Need to find the second derivative of:

[619snake]

f(x)= 1/125(e^5x)(5x-2)I think this is the first derivative but I ain't good at math and gives me some headaches I used the product rule.. but still I have doubts =(

f '(x)= 1/125(5)(e^5x)(5x-2) + (5)(1/125(e^5x)

Please help me!
I need to understand how to do this

 

[Raskolnikov]

Assuming you have f(x) = \frac{1}{125}e^{5x}(5x - 2), you need to apply the product rule.

Given f(x) = g(x)h(x),

f'(x) = g'(x)h(x) + g(x)h'(x).

And you'll need the product rule again to find f''(x). Also, I'd leave the constant 1/125 out in front while taking the derivatives until the end.

 

[619snake]

Thanks Raskolnikov! Now I only need to identify which rule I need to use in each case.

 

[Raskolnikov]

f '(x)= 1/125(5)(e^5x)(5x-2) + (5)(1/125(e^5x)

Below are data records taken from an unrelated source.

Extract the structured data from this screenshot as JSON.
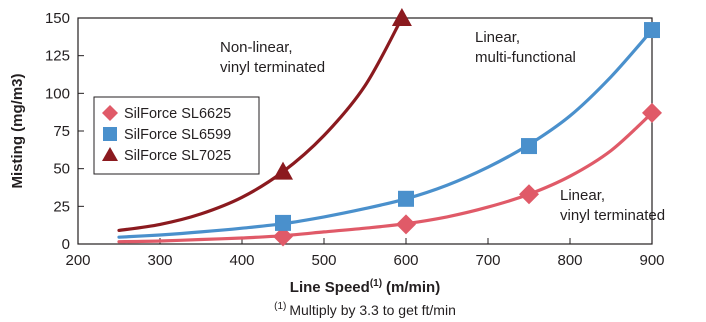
{
  "chart_data": {
    "type": "line",
    "xlabel": "Line Speed",
    "xlabel_superscript": "(1)",
    "xlabel_unit": "(m/min)",
    "ylabel": "Misting (mg/m3)",
    "xlim": [
      200,
      900
    ],
    "ylim": [
      0,
      150
    ],
    "x_ticks": [
      200,
      300,
      400,
      500,
      600,
      700,
      800,
      900
    ],
    "y_ticks": [
      0,
      25,
      50,
      75,
      100,
      125,
      150
    ],
    "grid": false,
    "legend_position": "left",
    "footnote_marker": "(1)",
    "footnote": "Multiply by 3.3 to get ft/min",
    "series": [
      {
        "name": "SilForce SL6625",
        "marker": "diamond",
        "color": "#e05a68",
        "points": [
          [
            450,
            5
          ],
          [
            600,
            13
          ],
          [
            750,
            33
          ],
          [
            900,
            87
          ]
        ],
        "curve": [
          [
            250,
            1.5
          ],
          [
            300,
            2
          ],
          [
            350,
            3
          ],
          [
            400,
            4
          ],
          [
            450,
            5.5
          ],
          [
            500,
            8
          ],
          [
            550,
            10.5
          ],
          [
            600,
            13.5
          ],
          [
            650,
            18
          ],
          [
            700,
            24.5
          ],
          [
            750,
            33
          ],
          [
            800,
            45
          ],
          [
            850,
            62
          ],
          [
            900,
            87
          ]
        ]
      },
      {
        "name": "SilForce SL6599",
        "marker": "square",
        "color": "#4a90cc",
        "points": [
          [
            450,
            14
          ],
          [
            600,
            30
          ],
          [
            750,
            65
          ],
          [
            900,
            142
          ]
        ],
        "curve": [
          [
            250,
            4.5
          ],
          [
            300,
            6
          ],
          [
            350,
            8
          ],
          [
            400,
            10.5
          ],
          [
            450,
            13.5
          ],
          [
            500,
            18
          ],
          [
            550,
            23.5
          ],
          [
            600,
            30
          ],
          [
            650,
            39
          ],
          [
            700,
            51
          ],
          [
            750,
            66
          ],
          [
            800,
            85
          ],
          [
            850,
            111
          ],
          [
            900,
            142
          ]
        ]
      },
      {
        "name": "SilForce SL7025",
        "marker": "triangle",
        "color": "#8b1a1f",
        "points": [
          [
            450,
            48
          ],
          [
            595,
            150
          ]
        ],
        "curve": [
          [
            250,
            9
          ],
          [
            300,
            13
          ],
          [
            350,
            20
          ],
          [
            400,
            31
          ],
          [
            450,
            48
          ],
          [
            500,
            72
          ],
          [
            550,
            105
          ],
          [
            595,
            150
          ]
        ]
      }
    ],
    "annotations": [
      {
        "lines": [
          "Non-linear,",
          "vinyl terminated"
        ]
      },
      {
        "lines": [
          "Linear,",
          "multi-functional"
        ]
      },
      {
        "lines": [
          "Linear,",
          "vinyl terminated"
        ]
      }
    ]
  }
}
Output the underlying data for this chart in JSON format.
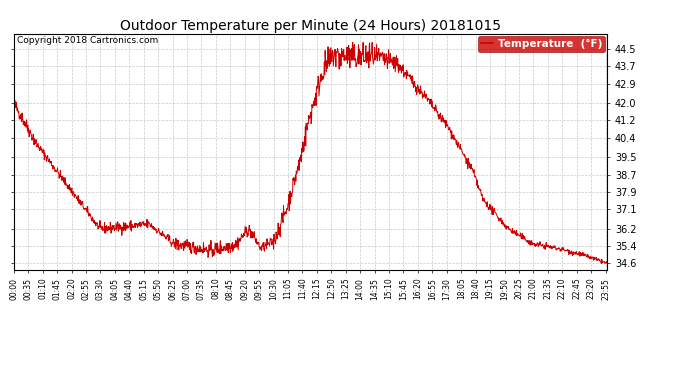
{
  "title": "Outdoor Temperature per Minute (24 Hours) 20181015",
  "copyright": "Copyright 2018 Cartronics.com",
  "legend_label": "Temperature  (°F)",
  "line_color": "#cc0000",
  "background_color": "#ffffff",
  "grid_color": "#bbbbbb",
  "legend_bg": "#cc0000",
  "legend_text_color": "#ffffff",
  "ylim": [
    34.3,
    45.2
  ],
  "yticks": [
    34.6,
    35.4,
    36.2,
    37.1,
    37.9,
    38.7,
    39.5,
    40.4,
    41.2,
    42.0,
    42.9,
    43.7,
    44.5
  ],
  "xtick_interval_minutes": 35,
  "total_minutes": 1440
}
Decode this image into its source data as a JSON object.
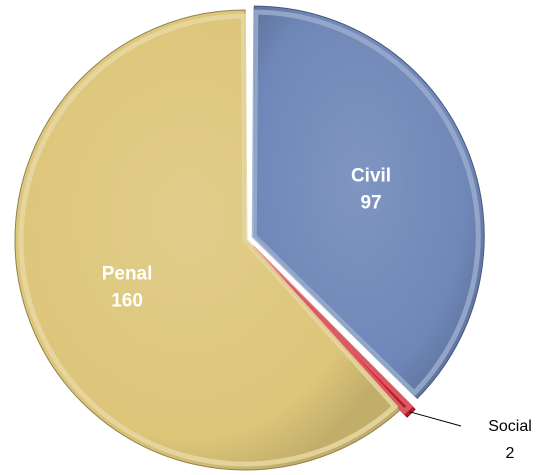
{
  "chart_data": {
    "type": "pie",
    "title": "",
    "slices": [
      {
        "label": "Civil",
        "value": 97,
        "color": "#6f87b8"
      },
      {
        "label": "Social",
        "value": 2,
        "color": "#d01f2b"
      },
      {
        "label": "Penal",
        "value": 160,
        "color": "#ddc67a"
      }
    ],
    "start_angle_deg": 0,
    "direction": "clockwise",
    "labels_inside": [
      "Civil",
      "Penal"
    ],
    "labels_outside": [
      "Social"
    ]
  }
}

Yep, you got it right (though I think you're overloading on parentheses :P)! For the second derivative, you have to use the product rule again on the first term since it has both a factor of e^5x and a factor of (5x - 2). However, you don't need the product rule for the 2nd term since it's just e^5x.

Try to find f''(x). Just post whatever answer you get or where you're getting stuck, and I'll help you from there if you need.

 

[619snake]

I'm not sure about this... as I said.. I haven't mastered this rules and is getting really messed up

f"(x)= (\frac{1}{125})(25)e^{5x}(5x-2) + 5(\frac{1}{125}(5)e^{5x}) + (\frac{1}{125}(5)e^{5x})...

I don't know... think I got confused

 

[Raskolnikov]

Close! You forgot another factor of 5 on the last term. Don't worry, you'll get better with practice.

So it should simplify to:

f''(x) = \frac{1}{5}e^{5x}(5x - 2) + \frac{2}{5}e^{5x}.